I sculpted the blendshapes for our character Reymond. I hadn’t created blendshapes before but Andrew had some great research at hand to help me out. He kindly shared a tutorial with me that contained a detailed workflow of all the different sections of the face that would need to be sculpted. This was very helpful as I had thought to approach this by copying the faces in the animatic which would have been slower to plan out.

This tool, abSymMesh, was recommened in the tutorial as a way of checking if the mesh is symmetrical, which it wasn’t! Making Reymond’s face symmetrical was more time consuming than predicted as mirroring one side of his face over was tricky to reconnect.

Along with the list of shapes in Andrew’s tutorial, I mostly followed along with this tutorial also using the shape editor in Maya 2017.

Maya 2017 Shape Editor

These are the resulting shapes after sculpting and duplicating/mirroring to the right.

Andrew is going to complete Reymond by attaching the controls to the blendshapes and adding more body controls. The mouth will be driven by joints more than by my blendshapes.

Rendering and Compositing Look Development

Artistry, Technical and Research

Semester 02 Week 04 – 05 (2018/02/19 – 2018/03/04)

Artistry

These are some renders and composites from the start of semester 2 to get an idea for what the characters might look like in scene 03 – the road to Reymond. It still needs a lot of work. Reymond wasn’t casting enough light on his surroundings with the emmisive set -up so I’ve tried making him a mesh light in the images below and added a glow to his emmisive pass in Nuke.  This causes bad light bleed around his mouth. I’ll try light linking for his cast light.

 

 

Research and Technical

Andrew found this cel shader script for Arnold 5 which works much better than relying on hard directional lights! It’s free for download here:

https://encci20.blogspot.co.uk/2017/11/cell-shader-tool.html

The light and shadow color are controlled by a ramp. Kerry and I are setting up the cel shader in each individual asset file. A little extra work is therefore needed to reconnect every referenced asset in the layout files to the same ramp so that light and shadow HSV can be changed from one control point. This shading network also doesn’t seem to have an imput for height maps unless we reroute to an aiStandardSurface.

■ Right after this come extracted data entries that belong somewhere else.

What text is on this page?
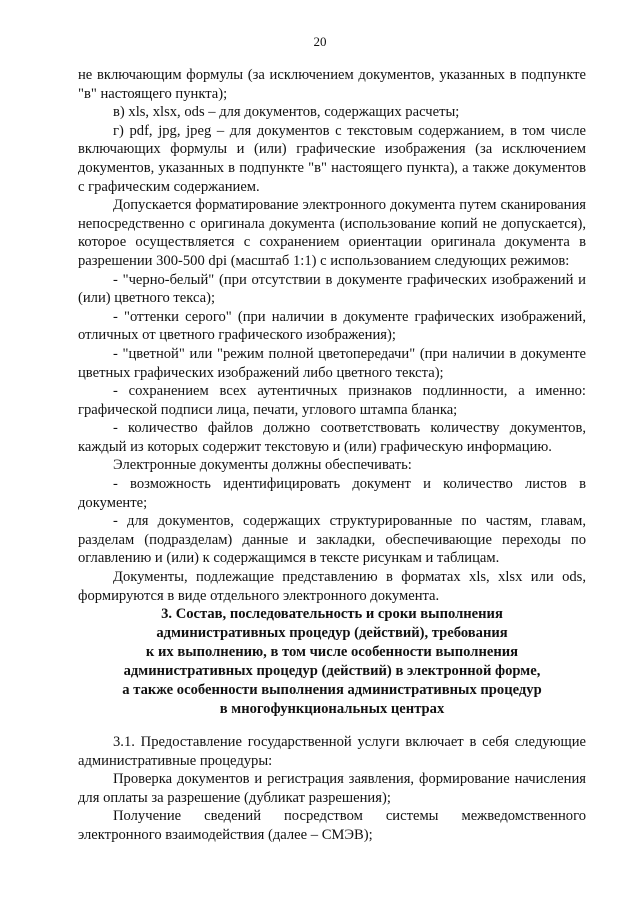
20

не включающим формулы (за исключением документов, указанных в подпункте "в" настоящего пункта);

в) xls, xlsx, ods – для документов, содержащих расчеты;

г) pdf, jpg, jpeg – для документов с текстовым содержанием, в том числе включающих формулы и (или) графические изображения (за исключением документов, указанных в подпункте "в" настоящего пункта), а также документов с графическим содержанием.

Допускается форматирование электронного документа путем сканирования непосредственно с оригинала документа (использование копий не допускается), которое осуществляется с сохранением ориентации оригинала документа в разрешении 300-500 dpi (масштаб 1:1) с использованием следующих режимов:

- "черно-белый" (при отсутствии в документе графических изображений и (или) цветного текса);

- "оттенки серого" (при наличии в документе графических изображений, отличных от цветного графического изображения);

- "цветной" или "режим полной цветопередачи" (при наличии в документе цветных графических изображений либо цветного текста);

- сохранением всех аутентичных признаков подлинности, а именно: графической подписи лица, печати, углового штампа бланка;

- количество файлов должно соответствовать количеству документов, каждый из которых содержит текстовую и (или) графическую информацию.

Электронные документы должны обеспечивать:

- возможность идентифицировать документ и количество листов в документе;

- для документов, содержащих структурированные по частям, главам, разделам (подразделам) данные и закладки, обеспечивающие переходы по оглавлению и (или) к содержащимся в тексте рисункам и таблицам.

Документы, подлежащие представлению в форматах xls, xlsx или ods, формируются в виде отдельного электронного документа.

3. Состав, последовательность и сроки выполнения
административных процедур (действий), требования
к их выполнению, в том числе особенности выполнения
административных процедур (действий) в электронной форме,
а также особенности выполнения административных процедур
в многофункциональных центрах

3.1. Предоставление государственной услуги включает в себя следующие административные процедуры:

Проверка документов и регистрация заявления, формирование начисления для оплаты за разрешение (дубликат разрешения);

Получение сведений посредством системы межведомственного электронного взаимодействия (далее – СМЭВ);
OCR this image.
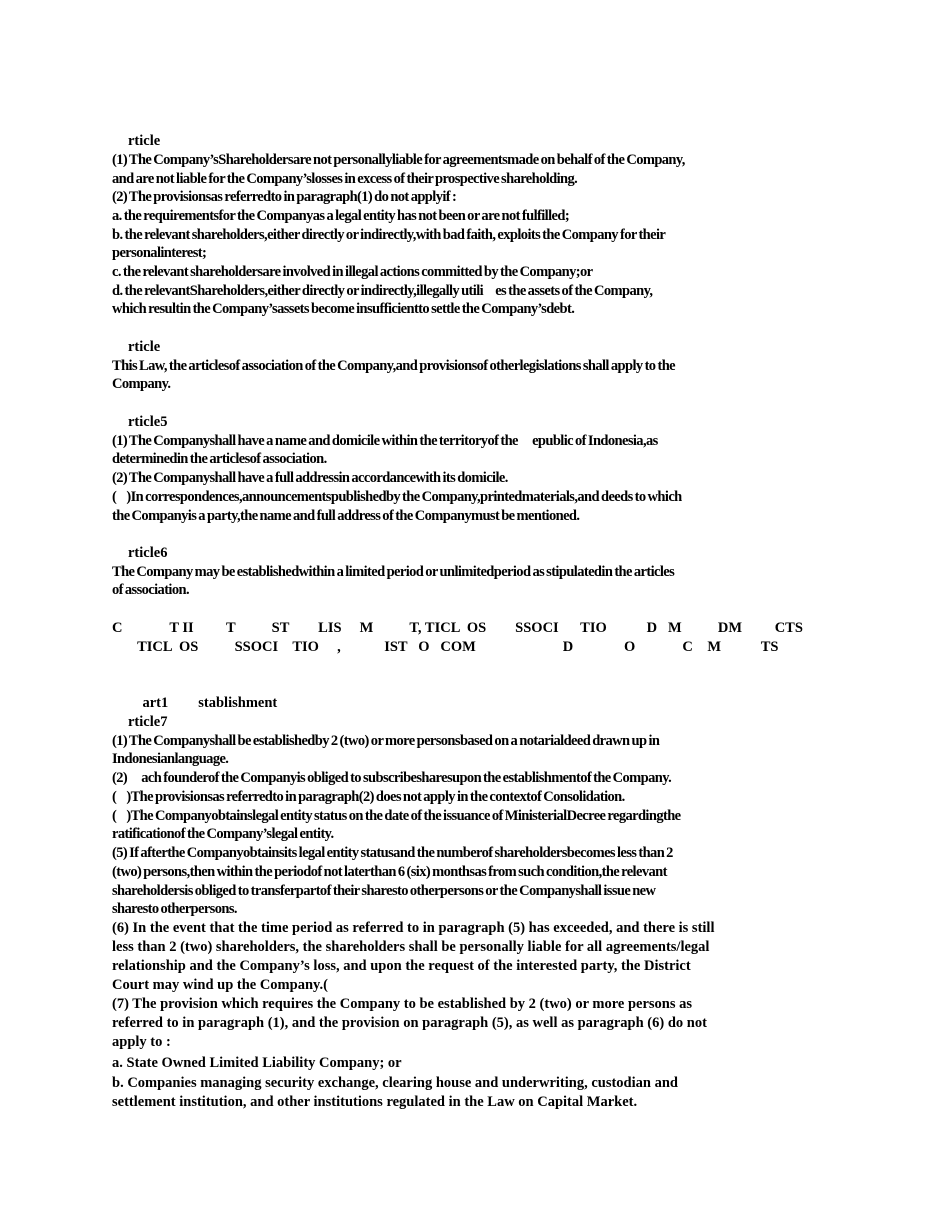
rticle
(1) The Company’sShareholdersare not personallyliable for agreementsmade on behalf of the Company,
and are not liable for the Company’slosses in excess of their prospective shareholding.
(2) The provisionsas referredto in paragraph(1) do not applyif :
a. the requirementsfor the Companyas a legal entity has not been or are not fulfilled;
b. the relevant shareholders,either directly or indirectly,with bad faith, exploits the Company for their
personalinterest;
c. the relevant shareholdersare involved in illegal actions committed by the Company;or
d. the relevantShareholders,either directly or indirectly,illegally utili      es the assets of the Company,
which resultin the Company’sassets become insufficientto settle the Company’sdebt.
rticle
This Law, the articlesof association of the Company,and provisionsof otherlegislations shall apply to the
Company.
rticle5
(1) The Companyshall have a name and domicile within the territoryof the       epublic of Indonesia,as
determinedin the articlesof association.
(2) The Companyshall have a full addressin accordancewith its domicile.
(     )In correspondences,announcementspublishedby the Company,printedmaterials,and deeds to which
the Companyis a party,the name and full address of the Companymust be mentioned.
rticle6
The Company may be establishedwithin a limited period or unlimitedperiod as stipulatedin the articles
of association.
C             T II         T          ST        LIS     M          T, TICL  OS        SSOCI      TIO           D   M          DM         CTS
TICL  OS          SSOCI    TIO     ,            IST   O   COM                        D              O             C    M           TS

art1 stablishment

rticle7
(1) The Companyshall be establishedby 2 (two) or more personsbased on a notarialdeed drawn up in
Indonesianlanguage.
(2)       ach founderof the Companyis obliged to subscribesharesupon the establishmentof the Company.
(     )The provisionsas referredto in paragraph(2) does not apply in the contextof Consolidation.
(     )The Companyobtainslegal entity status on the date of the issuance of MinisterialDecree regardingthe
ratificationof the Company’slegal entity.
(5) If afterthe Companyobtainsits legal entity statusand the numberof shareholdersbecomes less than 2
(two) persons,then within the periodof not laterthan 6 (six) monthsas from such condition,the relevant
shareholdersis obliged to transferpartof their sharesto otherpersons or the Companyshall issue new
sharesto otherpersons.
(6) In the event that the time period as referred to in paragraph (5) has exceeded, and there is still
less than 2 (two) shareholders, the shareholders shall be personally liable for all agreements/legal
relationship and the Company’s loss, and upon the request of the interested party, the District
Court may wind up the Company.(
(7) The provision which requires the Company to be established by 2 (two) or more persons as
referred to in paragraph (1), and the provision on paragraph (5), as well as paragraph (6) do not
apply to :
a. State Owned Limited Liability Company; or
b. Companies managing security exchange, clearing house and underwriting, custodian and
settlement institution, and other institutions regulated in the Law on Capital Market.
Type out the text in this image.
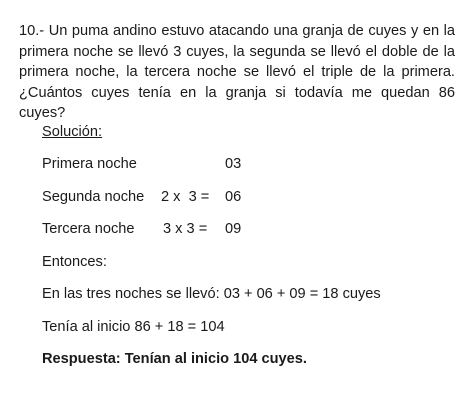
10.- Un puma andino estuvo atacando una granja de cuyes y en la primera noche se llevó 3 cuyes, la segunda se llevó el doble de la primera noche, la tercera noche se llevó el triple de la primera. ¿Cuántos cuyes tenía en la granja si todavía me quedan 86 cuyes?

Solución:
Primera noche	03
Segunda noche 2 x  3 = 06
Tercera noche 3 x 3 = 09
Entonces:
En las tres noches se llevó: 03 + 06 + 09 = 18 cuyes
Tenía al inicio 86 + 18 = 104
Respuesta: Tenían al inicio 104 cuyes.
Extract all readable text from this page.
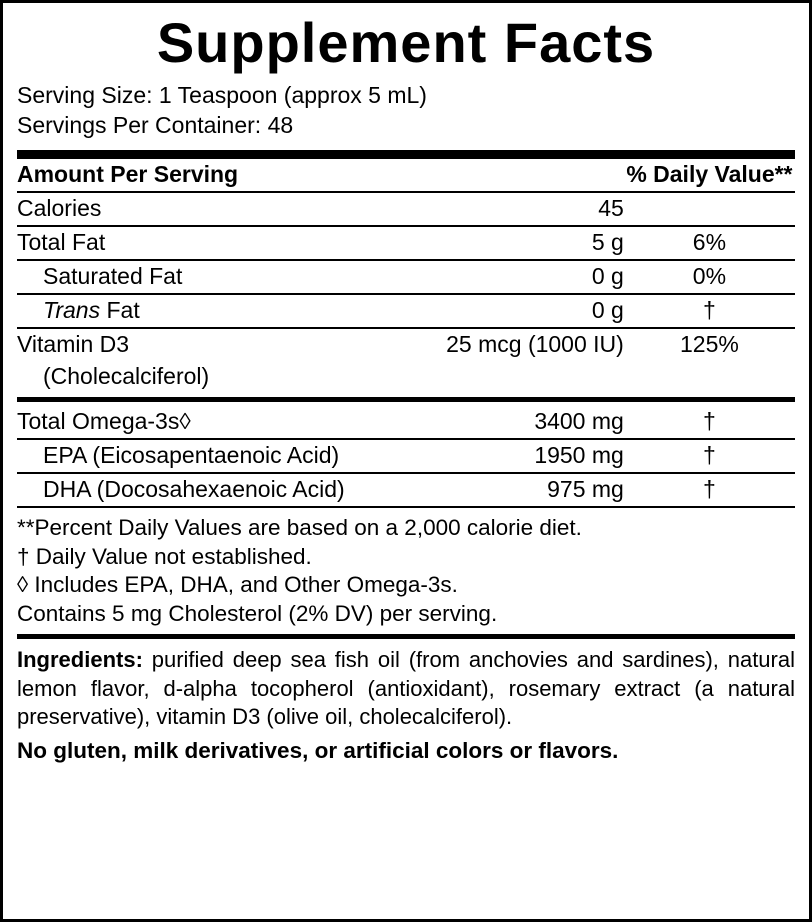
Supplement Facts
Serving Size: 1 Teaspoon (approx 5 mL)
Servings Per Container: 48
Amount Per Serving		% Daily Value**
Calories	45	
Total Fat	5 g	6%
Saturated Fat	0 g	0%
Trans Fat	0 g	†
Vitamin D3	25 mcg (1000 IU)	125%
(Cholecalciferol)		
Total Omega-3s◊	3400 mg	†
EPA (Eicosapentaenoic Acid)	1950 mg	†
DHA (Docosahexaenoic Acid)	975 mg	†
**Percent Daily Values are based on a 2,000 calorie diet.
† Daily Value not established.
◊ Includes EPA, DHA, and Other Omega-3s.
Contains 5 mg Cholesterol (2% DV) per serving.
Ingredients: purified deep sea fish oil (from anchovies and sardines), natural lemon flavor, d-alpha tocopherol (antioxidant), rosemary extract (a natural preservative), vitamin D3 (olive oil, cholecalciferol).
No gluten, milk derivatives, or artificial colors or flavors.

Cell Shader Tool – Arnold 5 – Maya from Steffano Richi:

Artistry

These are some of the updated assets that I worked on with the cel shader. We’re trying to keep our asset textures broad, abstract and brushy so that they read like a painting from afar, especially when combined with the cel shader which simplifies the shading. I’ve also made a warm and cold version of the tree textures to help with our scene palettes.

 

 

This is our progress so far with rendering and compositing our characters in an environment. This is in layout 02 which Kerry was working on. The cel shader doesn’t work with the default AOVs from Nuke so this is only composited with the zdepth pass. It needs more work. Mike has also pointed out that we need to stage the characters with the lighting more.  This seems tricky with our current light-set up and workflow so it needs more research and experimenting.

 

 

I’ve started texturing the inside of the house while Kerry is working on the house exterior this week too. I was worried that the cel shader only seemed to work with directional lights but I’ve found that it works with the aiAreaLight also. Light will be coming from the doorway and boarded windows at the front and from a caved-in roof at the back.

 

 

Alec and the others have suggested using geometry with alpha gradients for light beams. I’ll also be developing the red strangling version of the house interior light/textures.